Preventing CSE from clearing the body of a function with no return value

Hi all,

I have a question related to CSE and in-place update of containers:

Let’s say I have a function like this:

  func.func @sxm(%s: f32, %M: tensor<?x?xf32> {bufferization.writable = true}) -> tensor<?x?xf32>  {
    %sxm = linalg.generic {indexing_maps = [#mapS, #mapM], iterator_types = ["parallel", "parallel"]} ins(%s : f32) outs(%M : tensor<?x?xf32>) {
    ^bb0(%in: f32, %out: f32):
      %sm = arith.mulf %in, %out : f32
      linalg.yield %sm : f32
    } -> tensor<?x?xf32>
    return %sxm : tensor<?x?xf32>
  }

But I don’t want it to return a value, since I know that it should update its parameter %M in place. I thus would like to write it as

 func.func @sxm(%s: f32, %M: tensor<?x?xf32> {bufferization.writable = true}) {
    %sxm = linalg.generic {indexing_maps = [#mapS, #mapM], iterator_types = ["parallel", "parallel"]} ins(%s : f32) outs(%M : tensor<?x?xf32>) {
    ^bb0(%in: f32, %out: f32):
      %sm = arith.mulf %in, %out : f32
      linalg.yield %sm : f32
    } -> tensor<?x?xf32>
    return
  }

This is mainly because I do not want the caller (in my case written in C and using some MLIR wrappers for memrefs) to assume that this function has a return value (which could cost a few cycles to store/retrieve register values).

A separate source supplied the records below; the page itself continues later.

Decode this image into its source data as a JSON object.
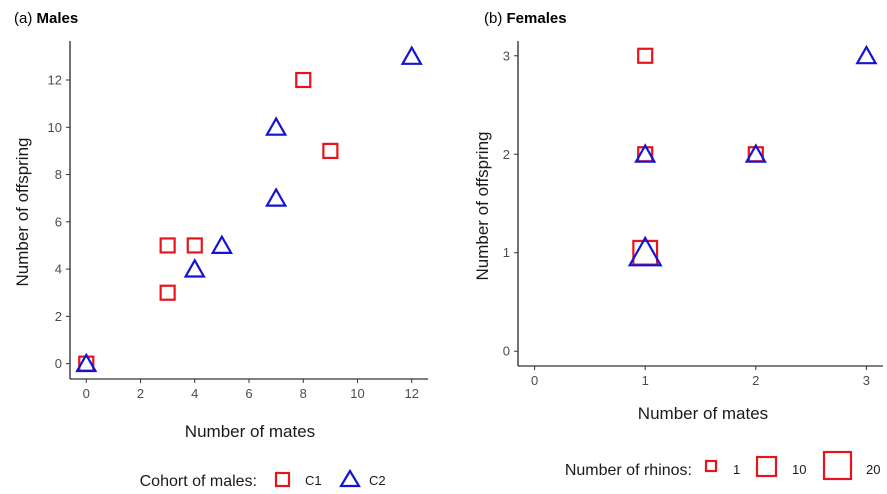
{
  "chart_data": [
    {
      "type": "scatter",
      "panel_tag": "(a)",
      "title": "Males",
      "xlabel": "Number of mates",
      "ylabel": "Number of offspring",
      "xlim": [
        -0.6,
        12.6
      ],
      "ylim": [
        -0.65,
        13.65
      ],
      "xticks": [
        0,
        2,
        4,
        6,
        8,
        10,
        12
      ],
      "yticks": [
        0,
        2,
        4,
        6,
        8,
        10,
        12
      ],
      "grid": false,
      "legend": {
        "title": "Cohort of males:",
        "position": "bottom"
      },
      "series": [
        {
          "name": "C1",
          "marker": "square",
          "color": "#e8141c",
          "points": [
            [
              0,
              0
            ],
            [
              3,
              3
            ],
            [
              3,
              5
            ],
            [
              4,
              5
            ],
            [
              8,
              12
            ],
            [
              9,
              9
            ]
          ]
        },
        {
          "name": "C2",
          "marker": "triangle",
          "color": "#1414d2",
          "points": [
            [
              0,
              0
            ],
            [
              4,
              4
            ],
            [
              5,
              5
            ],
            [
              7,
              7
            ],
            [
              7,
              10
            ],
            [
              12,
              13
            ]
          ]
        }
      ]
    },
    {
      "type": "scatter",
      "panel_tag": "(b)",
      "title": "Females",
      "xlabel": "Number of mates",
      "ylabel": "Number of offspring",
      "xlim": [
        -0.15,
        3.15
      ],
      "ylim": [
        -0.15,
        3.15
      ],
      "xticks": [
        0,
        1,
        2,
        3
      ],
      "yticks": [
        0,
        1,
        2,
        3
      ],
      "grid": false,
      "legend": {
        "title": "Number of rhinos:",
        "position": "bottom",
        "entries": [
          1,
          10,
          20
        ]
      },
      "series": [
        {
          "name": "C1",
          "marker": "square",
          "color": "#e8141c",
          "points": [
            [
              1,
              3,
              1
            ],
            [
              1,
              2,
              1
            ],
            [
              2,
              2,
              1
            ],
            [
              1,
              1,
              20
            ]
          ]
        },
        {
          "name": "C2",
          "marker": "triangle",
          "color": "#1414d2",
          "points": [
            [
              1,
              2,
              1
            ],
            [
              2,
              2,
              1
            ],
            [
              3,
              3,
              1
            ],
            [
              1,
              1,
              20
            ]
          ]
        }
      ]
    }
  ],
  "legend_a": {
    "title": "Cohort of males:",
    "items": [
      "C1",
      "C2"
    ]
  },
  "legend_b": {
    "title": "Number of rhinos:",
    "items": [
      "1",
      "10",
      "20"
    ]
  },
  "colors": {
    "red": "#e8141c",
    "blue": "#1414d2"
  }
}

The issue I have is that as soon as I write it like this, then canonicalization/cse gets rid of the entire body of the function (since %sxm is now unused), reducing it to the single “return”. Is there a way (through attributes or other) to prevent this?

Thanks

We had a similar problem in a local dialect and we created a sink op that does nothing, but keeps the optimizer from cleaning it up.

Not sure how you could do that with upstream dialects. Maybe there’s an attribute somewhere?

I would encourage that you consider using different ops or types. Right now you are describing different semantics than what your function is describing. Your function is describing creation of a new tensor without modifying the input while your hope is to modify the input in place. Using an attribute to change the semantics of the op is less desirable than using memrefs instead of tensors, so your function is describing the behavior that you want.

1 Like

Tensors are immutable objects, so it just can’t be sound to try to do what you’re describing. What would the caller looks like? How to reason about the use of the tensor there?
@tpopp gave some good advices above.

This is a question of lowering and ABI: the fact that there is a tensor returned here does not mean that the lowering can’t be through an output parameter post-bufferization for example.
The tensor abstraction level is just not the place where you can express this.